Właśnie tak! - Anna Szafrańska

Wlasnie tak 2018

Autorka recenzji: Agnieszka Lange

 

 

Przed miłością nie uciekniesz...

To naprawdę ciekawa książka na wakacje. Lekka, przyjemna, odrobinę pikantna. Postacie niepłaskie, ciekawie zarysowane. Dwudziestoczteroletnia Stefania – kobieta sukcesu, nosi drogie ubrania, jeździ dobrym samochodem. Jest dziennikarką i poczytną pisarką. Osiągnęła sukces. Nieco zadziera nosa („Moje audi byłoby dla miejscowych stanowczo zbyt wielkim szokiem kulturowym” – mówi bohaterka jadąc na wieś.) Mieszka w Warszawie i wiedzie uporządkowane życie zawodowe. Prywatnie? Jest silna i twarda, ale tylko pozornie. Zupełnie nie poukładała sobie w głowie zdarzeń z przeszłości, które wyposażyły ją niestety, w niepewność, kruchość i poczucie zagrożenia połączonego ze świadomością, że na szczęście to ona nie zasługuje.

Kolejna historia o tym, że najważniejszy dla naszej dorosłości jest dom z dzieciństwa, który albo wyposaża nas w siłę i świadomość, że możemy wszystko, albo przeciwnie – daje przeświadczenie, że na wiele wpływu nie mamy. Stefania niby uporała się ze zmorami przeszłości, dlatego postanawia dotrzeć po latach do miejsca, które dało jej najpiękniejsze i najtragiczniejsze wspomnienia. Kuzynka wychodzi za mąż i zaprasza na ślub. Nasza bohaterka jedzie, ale powrót do korzeni wiele ją kosztuje. Mur, który zbudowała przez lata okazuje się nieszczelny, zwłaszcza gdy na drodze Stefy pojawia się przystojny pan doktor. Michał także leczy traumy z przeszłości.

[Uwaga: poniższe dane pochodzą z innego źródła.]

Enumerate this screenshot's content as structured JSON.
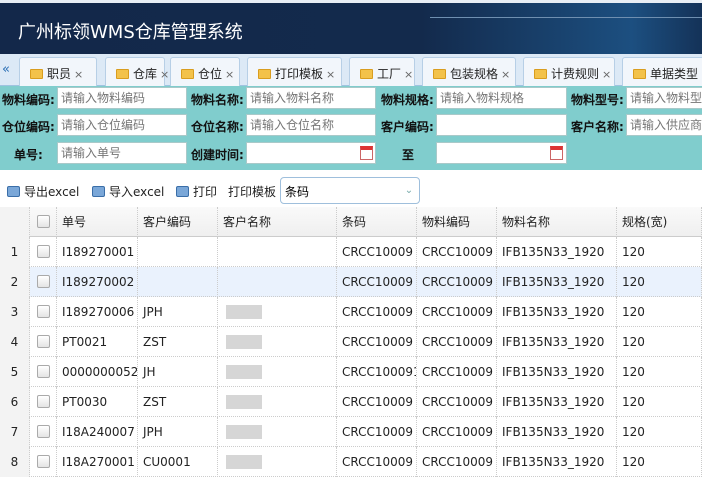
{
  "app": {
    "title": "广州标领WMS仓库管理系统"
  },
  "tabs": [
    {
      "label": "职员"
    },
    {
      "label": "仓库"
    },
    {
      "label": "仓位"
    },
    {
      "label": "打印模板"
    },
    {
      "label": "工厂"
    },
    {
      "label": "包装规格"
    },
    {
      "label": "计费规则"
    },
    {
      "label": "单据类型"
    }
  ],
  "filters": {
    "material_code": {
      "label": "物料编码:",
      "placeholder": "请输入物料编码"
    },
    "material_name": {
      "label": "物料名称:",
      "placeholder": "请输入物料名称"
    },
    "material_spec": {
      "label": "物料规格:",
      "placeholder": "请输入物料规格"
    },
    "material_model": {
      "label": "物料型号:",
      "placeholder": "请输入物料型号"
    },
    "location_code": {
      "label": "仓位编码:",
      "placeholder": "请输入仓位编码"
    },
    "location_name": {
      "label": "仓位名称:",
      "placeholder": "请输入仓位名称"
    },
    "customer_code": {
      "label": "客户编码:",
      "placeholder": ""
    },
    "customer_name": {
      "label": "客户名称:",
      "placeholder": "请输入供应商"
    },
    "order_no": {
      "label": "单号:",
      "placeholder": "请输入单号"
    },
    "created_time": {
      "label": "创建时间:",
      "value": ""
    },
    "to": {
      "label": "至",
      "value": ""
    }
  },
  "toolbar": {
    "export": "导出excel",
    "import": "导入excel",
    "print": "打印",
    "template_label": "打印模板",
    "template_value": "条码"
  },
  "table": {
    "columns": [
      "单号",
      "客户编码",
      "客户名称",
      "条码",
      "物料编码",
      "物料名称",
      "规格(宽)"
    ],
    "rows": [
      {
        "n": "1",
        "no": "I189270001",
        "cust": "",
        "name": "",
        "barcode": "CRCC10009",
        "mcode": "CRCC10009",
        "mname": "IFB135N33_1920",
        "spec": "120"
      },
      {
        "n": "2",
        "no": "I189270002",
        "cust": "",
        "name": "",
        "barcode": "CRCC10009",
        "mcode": "CRCC10009",
        "mname": "IFB135N33_1920",
        "spec": "120",
        "selected": true
      },
      {
        "n": "3",
        "no": "I189270006",
        "cust": "JPH",
        "name": "",
        "barcode": "CRCC10009",
        "mcode": "CRCC10009",
        "mname": "IFB135N33_1920",
        "spec": "120"
      },
      {
        "n": "4",
        "no": "PT0021",
        "cust": "ZST",
        "name": "",
        "barcode": "CRCC10009",
        "mcode": "CRCC10009",
        "mname": "IFB135N33_1920",
        "spec": "120"
      },
      {
        "n": "5",
        "no": "0000000052",
        "cust": "JH",
        "name": "",
        "barcode": "CRCC100091",
        "mcode": "CRCC10009",
        "mname": "IFB135N33_1920",
        "spec": "120"
      },
      {
        "n": "6",
        "no": "PT0030",
        "cust": "ZST",
        "name": "",
        "barcode": "CRCC10009",
        "mcode": "CRCC10009",
        "mname": "IFB135N33_1920",
        "spec": "120"
      },
      {
        "n": "7",
        "no": "I18A240007",
        "cust": "JPH",
        "name": "",
        "barcode": "CRCC10009",
        "mcode": "CRCC10009",
        "mname": "IFB135N33_1920",
        "spec": "120"
      },
      {
        "n": "8",
        "no": "I18A270001",
        "cust": "CU0001",
        "name": "",
        "barcode": "CRCC10009",
        "mcode": "CRCC10009",
        "mname": "IFB135N33_1920",
        "spec": "120"
      }
    ]
  }
}
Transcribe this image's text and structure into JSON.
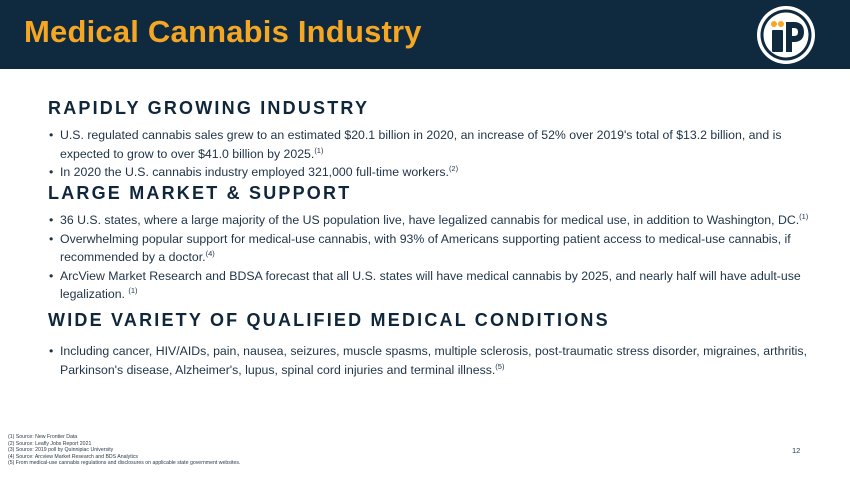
{
  "header": {
    "title": "Medical Cannabis Industry",
    "logo_text": "iP",
    "colors": {
      "background": "#0f2a3f",
      "title": "#f5a623",
      "logo_accent": "#f5a623"
    }
  },
  "sections": [
    {
      "title": "RAPIDLY GROWING INDUSTRY",
      "bullets": [
        {
          "text": "U.S. regulated cannabis sales grew to an estimated $20.1 billion in 2020, an increase of 52% over 2019's total of $13.2 billion, and is expected to grow to over $41.0 billion by 2025.",
          "ref": "(1)"
        },
        {
          "text": "In 2020 the U.S. cannabis industry employed 321,000 full-time workers.",
          "ref": "(2)"
        }
      ]
    },
    {
      "title": "LARGE MARKET & SUPPORT",
      "bullets": [
        {
          "text": "36 U.S. states, where a large majority of the US population live, have legalized cannabis for medical use, in addition to Washington, DC.",
          "ref": "(1)"
        },
        {
          "text": "Overwhelming popular support for medical-use cannabis, with 93% of Americans supporting patient access to medical-use cannabis, if recommended by a doctor.",
          "ref": "(4)"
        },
        {
          "text": "ArcView Market Research and BDSA forecast that all U.S. states will have medical cannabis by 2025, and nearly half will have adult-use legalization. ",
          "ref": "(1)"
        }
      ]
    },
    {
      "title": "WIDE VARIETY OF QUALIFIED MEDICAL CONDITIONS",
      "bullets": [
        {
          "text": "Including cancer, HIV/AIDs, pain, nausea, seizures, muscle spasms, multiple sclerosis, post-traumatic stress disorder, migraines, arthritis, Parkinson's disease, Alzheimer's, lupus, spinal cord injuries and terminal illness.",
          "ref": "(5)"
        }
      ]
    }
  ],
  "bullet_char": "•",
  "footnotes": [
    "(1) Source: New Frontier Data",
    "(2) Source: Leafly Jobs Report 2021",
    "(3) Source: 2019 poll by Quinnipiac University",
    "(4) Source: Arcview Market Research and BDS Analytics",
    "(5) From medical-use cannabis regulations and disclosures on applicable state government websites."
  ],
  "page_number": "12"
}
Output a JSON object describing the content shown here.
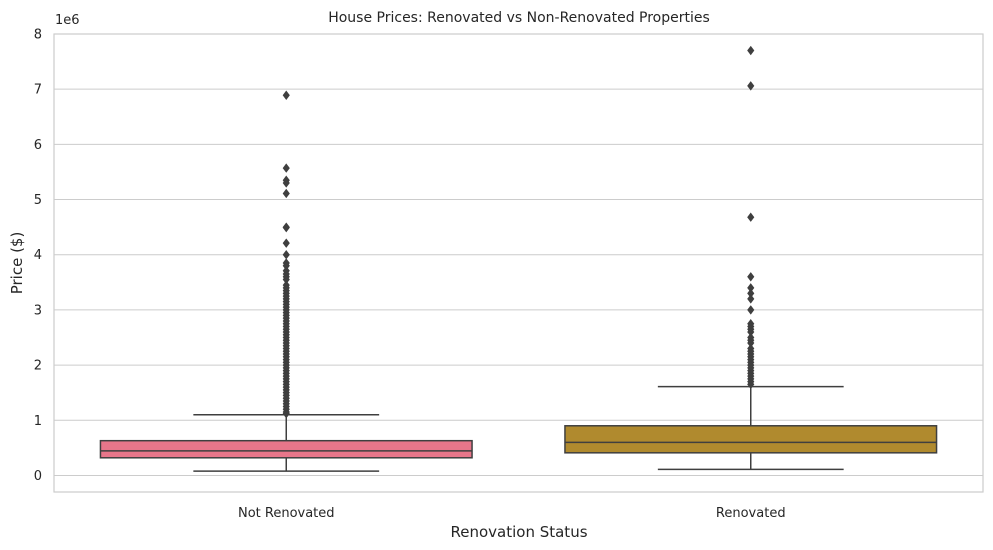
{
  "chart_data": {
    "type": "box",
    "title": "House Prices: Renovated vs Non-Renovated Properties",
    "xlabel": "Renovation Status",
    "ylabel": "Price ($)",
    "y_offset_label": "1e6",
    "y_scale_factor": 1000000,
    "ylim": [
      -300000,
      8000000
    ],
    "yticks": [
      0,
      1,
      2,
      3,
      4,
      5,
      6,
      7,
      8
    ],
    "grid": "y-major",
    "categories": [
      "Not Renovated",
      "Renovated"
    ],
    "boxes": [
      {
        "category": "Not Renovated",
        "color": "#e8768a",
        "whisker_low": 78000,
        "q1": 320000,
        "median": 445000,
        "q3": 630000,
        "whisker_high": 1100000,
        "outliers": [
          6890000,
          5570000,
          5350000,
          5300000,
          5110000,
          4500000,
          4490000,
          4210000,
          4000000,
          3850000,
          3800000,
          3710000,
          3650000,
          3600000,
          3550000,
          3450000,
          3400000,
          3350000,
          3300000,
          3250000,
          3200000,
          3150000,
          3100000,
          3050000,
          3000000,
          2950000,
          2900000,
          2850000,
          2800000,
          2750000,
          2700000,
          2650000,
          2600000,
          2550000,
          2500000,
          2450000,
          2400000,
          2350000,
          2300000,
          2250000,
          2200000,
          2150000,
          2100000,
          2050000,
          2000000,
          1950000,
          1900000,
          1850000,
          1800000,
          1750000,
          1700000,
          1650000,
          1600000,
          1550000,
          1500000,
          1450000,
          1400000,
          1350000,
          1300000,
          1250000,
          1200000,
          1150000,
          1120000
        ]
      },
      {
        "category": "Renovated",
        "color": "#b08a2e",
        "whisker_low": 110000,
        "q1": 410000,
        "median": 600000,
        "q3": 900000,
        "whisker_high": 1610000,
        "outliers": [
          7700000,
          7060000,
          4680000,
          3600000,
          3400000,
          3300000,
          3200000,
          3000000,
          2750000,
          2700000,
          2650000,
          2600000,
          2500000,
          2450000,
          2400000,
          2300000,
          2250000,
          2200000,
          2150000,
          2100000,
          2050000,
          2000000,
          1950000,
          1900000,
          1850000,
          1800000,
          1750000,
          1700000,
          1650000
        ]
      }
    ]
  }
}
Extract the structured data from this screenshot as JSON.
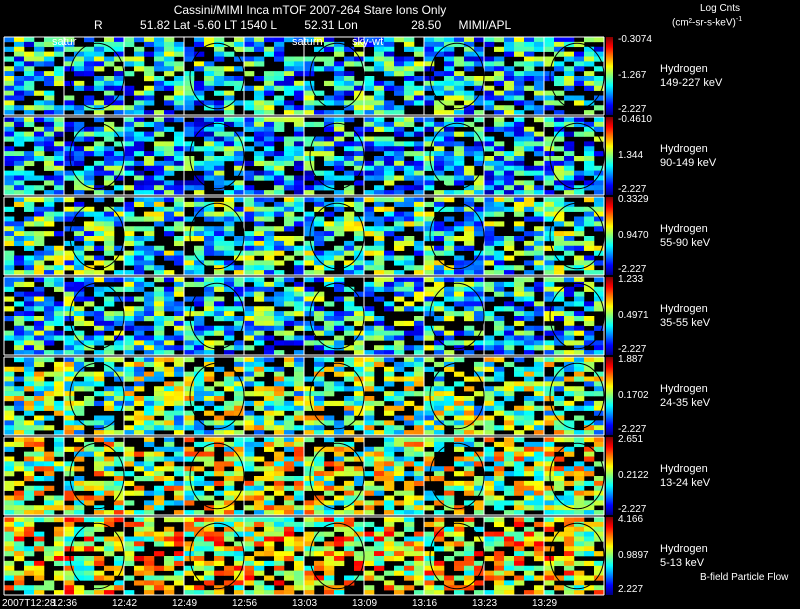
{
  "header": {
    "title": "Cassini/MIMI Inca mTOF  2007-264   Stare   Ions Only",
    "subtitle_fields": [
      "R",
      "51.82 Lat -5.60 LT 1540 L",
      "52.31 Lon",
      "28.50",
      "MIMI/APL"
    ],
    "units_title": "Log Cnts",
    "units_sub": "(cm²-sr-s-keV)",
    "units_sup": "-1"
  },
  "top_labels": [
    {
      "text": "satur",
      "column": 1
    },
    {
      "text": "saturn",
      "column": 5
    },
    {
      "text": "sky-wt",
      "column": 6
    }
  ],
  "footer_note": "B-field Particle Flow",
  "x_ticks": [
    "2007T12:28",
    "12:36",
    "12:42",
    "12:49",
    "12:56",
    "13:03",
    "13:09",
    "13:16",
    "13:23",
    "13:29"
  ],
  "chart_data": {
    "type": "heatmap",
    "columns": 10,
    "rows": [
      {
        "species": "Hydrogen",
        "range": "149-227 keV",
        "cb_max": "-0.3074",
        "cb_mid": "-1.267",
        "cb_min": "-2.227",
        "level": 0.35
      },
      {
        "species": "Hydrogen",
        "range": "90-149 keV",
        "cb_max": "-0.4610",
        "cb_mid": "1.344",
        "cb_min": "-2.227",
        "level": 0.32
      },
      {
        "species": "Hydrogen",
        "range": "55-90 keV",
        "cb_max": "0.3329",
        "cb_mid": "0.9470",
        "cb_min": "-2.227",
        "level": 0.4
      },
      {
        "species": "Hydrogen",
        "range": "35-55 keV",
        "cb_max": "1.233",
        "cb_mid": "0.4971",
        "cb_min": "-2.227",
        "level": 0.36
      },
      {
        "species": "Hydrogen",
        "range": "24-35 keV",
        "cb_max": "1.887",
        "cb_mid": "0.1702",
        "cb_min": "-2.227",
        "level": 0.48
      },
      {
        "species": "Hydrogen",
        "range": "13-24 keV",
        "cb_max": "2.651",
        "cb_mid": "0.2122",
        "cb_min": "-2.227",
        "level": 0.55
      },
      {
        "species": "Hydrogen",
        "range": "5-13 keV",
        "cb_max": "4.166",
        "cb_mid": "0.9897",
        "cb_min": "2.227",
        "level": 0.62
      }
    ]
  }
}
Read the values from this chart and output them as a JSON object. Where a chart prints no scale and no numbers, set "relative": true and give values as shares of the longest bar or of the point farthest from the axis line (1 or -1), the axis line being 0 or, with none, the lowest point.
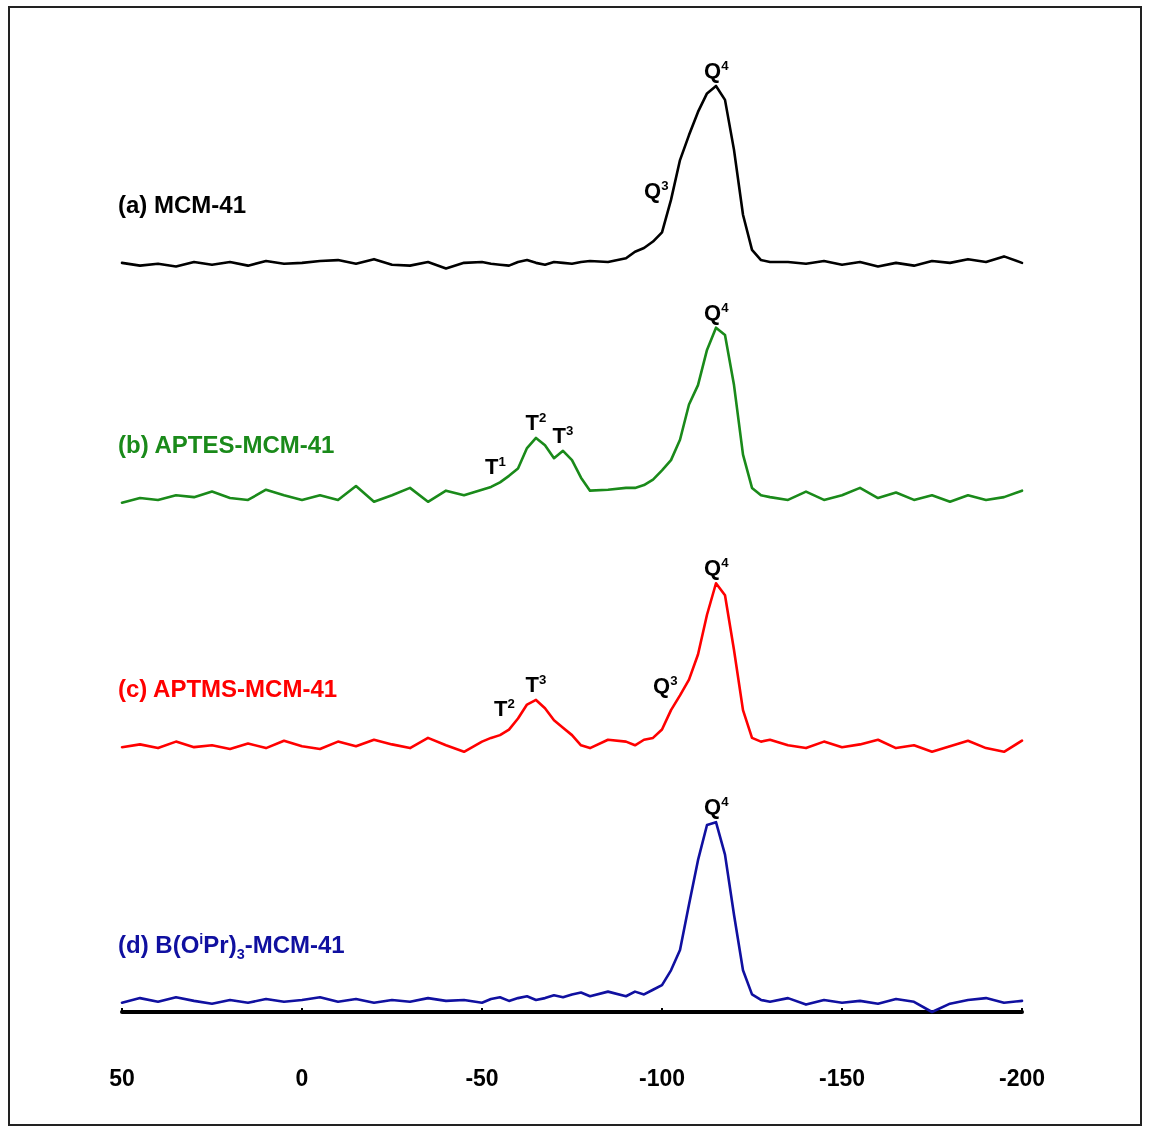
{
  "chart_data": {
    "type": "line",
    "relative": true,
    "grid": false,
    "xlim": [
      50,
      -200
    ],
    "xticks": [
      50,
      0,
      -50,
      -100,
      -150,
      -200
    ],
    "tick_labels": "x",
    "x": [
      50,
      45,
      40,
      35,
      30,
      25,
      20,
      15,
      10,
      5,
      0,
      -5,
      -10,
      -15,
      -20,
      -25,
      -30,
      -35,
      -40,
      -45,
      -50,
      -52.5,
      -55,
      -57.5,
      -60,
      -62.5,
      -65,
      -67.5,
      -70,
      -72.5,
      -75,
      -77.5,
      -80,
      -85,
      -90,
      -92.5,
      -95,
      -97.5,
      -100,
      -102.5,
      -105,
      -107.5,
      -110,
      -112.5,
      -115,
      -117.5,
      -120,
      -122.5,
      -125,
      -127.5,
      -130,
      -135,
      -140,
      -145,
      -150,
      -155,
      -160,
      -165,
      -170,
      -175,
      -180,
      -185,
      -190,
      -195,
      -200
    ],
    "series": [
      {
        "name": "(a) MCM-41",
        "color": "#000000",
        "values": [
          0.809,
          0.806,
          0.808,
          0.805,
          0.81,
          0.807,
          0.81,
          0.806,
          0.811,
          0.808,
          0.809,
          0.811,
          0.812,
          0.808,
          0.813,
          0.807,
          0.806,
          0.81,
          0.803,
          0.809,
          0.81,
          0.808,
          0.807,
          0.806,
          0.81,
          0.812,
          0.809,
          0.807,
          0.81,
          0.809,
          0.808,
          0.81,
          0.811,
          0.81,
          0.814,
          0.821,
          0.825,
          0.832,
          0.842,
          0.877,
          0.92,
          0.947,
          0.972,
          0.992,
          1,
          0.985,
          0.931,
          0.861,
          0.823,
          0.812,
          0.81,
          0.81,
          0.808,
          0.811,
          0.807,
          0.81,
          0.805,
          0.809,
          0.806,
          0.811,
          0.809,
          0.813,
          0.81,
          0.816,
          0.809
        ]
      },
      {
        "name": "(b) APTES-MCM-41",
        "color": "#1a8a1a",
        "values": [
          0.55,
          0.555,
          0.553,
          0.558,
          0.556,
          0.562,
          0.555,
          0.553,
          0.564,
          0.558,
          0.553,
          0.558,
          0.553,
          0.568,
          0.551,
          0.558,
          0.566,
          0.551,
          0.563,
          0.558,
          0.564,
          0.567,
          0.572,
          0.579,
          0.587,
          0.609,
          0.62,
          0.612,
          0.598,
          0.606,
          0.596,
          0.577,
          0.563,
          0.564,
          0.566,
          0.566,
          0.569,
          0.575,
          0.585,
          0.596,
          0.618,
          0.656,
          0.677,
          0.715,
          0.739,
          0.731,
          0.677,
          0.602,
          0.566,
          0.558,
          0.556,
          0.553,
          0.562,
          0.553,
          0.558,
          0.566,
          0.555,
          0.561,
          0.553,
          0.558,
          0.551,
          0.558,
          0.553,
          0.556,
          0.563
        ]
      },
      {
        "name": "(c) APTMS-MCM-41",
        "color": "#ff0000",
        "values": [
          0.286,
          0.289,
          0.285,
          0.292,
          0.286,
          0.288,
          0.284,
          0.29,
          0.285,
          0.293,
          0.287,
          0.284,
          0.292,
          0.287,
          0.294,
          0.289,
          0.285,
          0.296,
          0.288,
          0.281,
          0.292,
          0.296,
          0.299,
          0.305,
          0.317,
          0.332,
          0.337,
          0.328,
          0.315,
          0.307,
          0.299,
          0.288,
          0.285,
          0.294,
          0.292,
          0.288,
          0.294,
          0.296,
          0.305,
          0.326,
          0.342,
          0.359,
          0.386,
          0.429,
          0.463,
          0.45,
          0.391,
          0.326,
          0.296,
          0.292,
          0.294,
          0.288,
          0.285,
          0.292,
          0.286,
          0.289,
          0.294,
          0.285,
          0.288,
          0.281,
          0.287,
          0.293,
          0.285,
          0.281,
          0.293
        ]
      },
      {
        "name": "(d) B(O$^{i}$Pr)$_{3}$-MCM-41",
        "color": "#1010a0",
        "values": [
          0.01,
          0.015,
          0.011,
          0.016,
          0.012,
          0.009,
          0.013,
          0.01,
          0.014,
          0.011,
          0.013,
          0.016,
          0.011,
          0.014,
          0.01,
          0.013,
          0.011,
          0.015,
          0.012,
          0.013,
          0.01,
          0.014,
          0.016,
          0.012,
          0.015,
          0.017,
          0.013,
          0.015,
          0.018,
          0.016,
          0.019,
          0.021,
          0.017,
          0.022,
          0.017,
          0.022,
          0.019,
          0.024,
          0.029,
          0.045,
          0.067,
          0.116,
          0.164,
          0.202,
          0.205,
          0.17,
          0.105,
          0.045,
          0.019,
          0.013,
          0.011,
          0.015,
          0.008,
          0.013,
          0.01,
          0.012,
          0.009,
          0.014,
          0.011,
          0.0,
          0.009,
          0.013,
          0.015,
          0.01,
          0.012
        ]
      }
    ],
    "annotations": [
      {
        "text": "Q$^{4}$",
        "x": -115,
        "y": 1
      },
      {
        "text": "Q$^{3}$",
        "x": -102.5,
        "y": 0.877
      },
      {
        "text": "Q$^{4}$",
        "x": -115,
        "y": 0.739
      },
      {
        "text": "T$^{1}$",
        "x": -57.5,
        "y": 0.579
      },
      {
        "text": "T$^{2}$",
        "x": -65,
        "y": 0.62
      },
      {
        "text": "T$^{3}$",
        "x": -72.5,
        "y": 0.606
      },
      {
        "text": "Q$^{4}$",
        "x": -115,
        "y": 0.463
      },
      {
        "text": "Q$^{3}$",
        "x": -105,
        "y": 0.342
      },
      {
        "text": "T$^{2}$",
        "x": -60,
        "y": 0.317
      },
      {
        "text": "T$^{3}$",
        "x": -65,
        "y": 0.337
      },
      {
        "text": "Q$^{4}$",
        "x": -115,
        "y": 0.205
      }
    ]
  }
}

Mężczyzna z przeszłością, kobieta po przejściach – w filmach żyją zwykle długo i szczęśliwie, bo pokrętny los na ogół rekompensuje trudy minionych lat. Jak jest tutaj? Przeczytajcie. Warto. Smakowita książka na lato, zwłaszcza, że kończy się zapowiedzią kolejnej części, w której autorka obiecuje dalsze komplikacje bohaterów. A postaci  w powieści Szafrańskiej są naprawdę ciekawie zarysowane: Beata – surowa szefowa z sercem na dłoni, babcia, która niczym cesarzowa czuwa nad rodziną, czy Michał, którego - cóż, chciałoby się spotkać w swojej przychodni. Jest też kot, a każda książka, w której kot w całej swej kociej majestatyczności się pojawia, zasługuje na uwagę.

W każdym razie czekam na ciąg dalszy.